Sunday, November 22, 2015

Driving River Road


I want Hopper here with me riding shotgun. He’d know, like Walker Evans, to look for the past inside the present: to be keyed into the dilapidation and see it, like I do, as a form of beauty. And I am not talking some knee-jerk nostalgic impulse—though I have enough of those—but truly beautiful by being so lived in, so ignored, so resilient. Even as the riverfront rapidly gentrifies closer into town, out here it moves slow. The biker bar has a hipster makeover. Kayak manufactures move in alongside plastics warehouses and sewage treatment plants. If I had Hopper along for the ride, I’d let the man meander, give him time to spy just the right plein air. This morning I found a postcard from my father at the bottom of a moldy box. He'd gone to see a Hopper show and so wrote: "Hopper had the draftsmanship early; what took time was that sun-washed American melancholy, those big-band solitaries, that Texaco station about to be swallowed up by the gloom of the woods."

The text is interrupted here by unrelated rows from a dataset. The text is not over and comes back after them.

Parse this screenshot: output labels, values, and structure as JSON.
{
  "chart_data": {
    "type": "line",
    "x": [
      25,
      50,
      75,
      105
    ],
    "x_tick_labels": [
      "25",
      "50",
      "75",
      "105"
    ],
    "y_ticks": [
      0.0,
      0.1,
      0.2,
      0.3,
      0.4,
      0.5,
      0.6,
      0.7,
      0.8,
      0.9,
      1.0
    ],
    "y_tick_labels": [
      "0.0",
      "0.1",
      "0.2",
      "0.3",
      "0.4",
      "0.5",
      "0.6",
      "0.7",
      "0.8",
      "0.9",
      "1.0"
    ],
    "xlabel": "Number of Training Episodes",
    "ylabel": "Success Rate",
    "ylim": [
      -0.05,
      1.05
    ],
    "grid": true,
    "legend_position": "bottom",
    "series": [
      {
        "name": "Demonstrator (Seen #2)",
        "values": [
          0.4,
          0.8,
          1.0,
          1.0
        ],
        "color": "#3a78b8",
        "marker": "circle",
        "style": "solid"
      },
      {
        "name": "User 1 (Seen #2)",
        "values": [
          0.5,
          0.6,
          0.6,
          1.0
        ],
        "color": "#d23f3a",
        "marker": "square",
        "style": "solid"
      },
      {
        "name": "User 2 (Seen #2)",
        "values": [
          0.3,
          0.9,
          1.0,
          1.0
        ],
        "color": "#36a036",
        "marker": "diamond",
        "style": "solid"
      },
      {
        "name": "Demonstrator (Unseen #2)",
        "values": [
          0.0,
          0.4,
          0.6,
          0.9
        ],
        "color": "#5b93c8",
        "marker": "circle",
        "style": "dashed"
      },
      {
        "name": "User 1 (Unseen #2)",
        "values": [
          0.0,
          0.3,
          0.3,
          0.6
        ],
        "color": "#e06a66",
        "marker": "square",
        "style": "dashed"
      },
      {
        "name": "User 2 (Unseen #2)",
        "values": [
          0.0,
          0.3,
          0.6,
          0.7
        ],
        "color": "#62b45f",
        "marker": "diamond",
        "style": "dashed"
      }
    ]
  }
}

Wednesday, November 18, 2015


Wind in the Trees



The wind pushes the tree tops around like upside down mops. No crows in sight, for now. As I write this, as if psychic, my puppy brings me her stuffed toy—a crow that, when pressed at its center, emits a realistic Caw, then another Caw, then, a beat later, a sharp Kee-Waak, the crow’s warning call. Or maybe it’s Hello there! Or: Fuck-off, you dumb human attached to that even dumber quadraped. But back out on the road, for the most part empty this late morning, wind and rain keep the dog walkers inside. Maybe it’s the news about the Paris shootings, but I keep looking up at the swaying trees to see if a bomb’s about to go off. Still, a man’s got to be walked by his dogs. What would we do if a tree did come down? Which way to run? If I look up again to see how the tree’s falling, it might be too late. Or I might just run right into its doomed trajectory. The dogs strain on, oblivious, excited by the wind and the rain, or by my hurried step, or by some strange smell new to their encyclopedic snouts, propelling them forward like fish in a silty river brought high up its banks by the rain.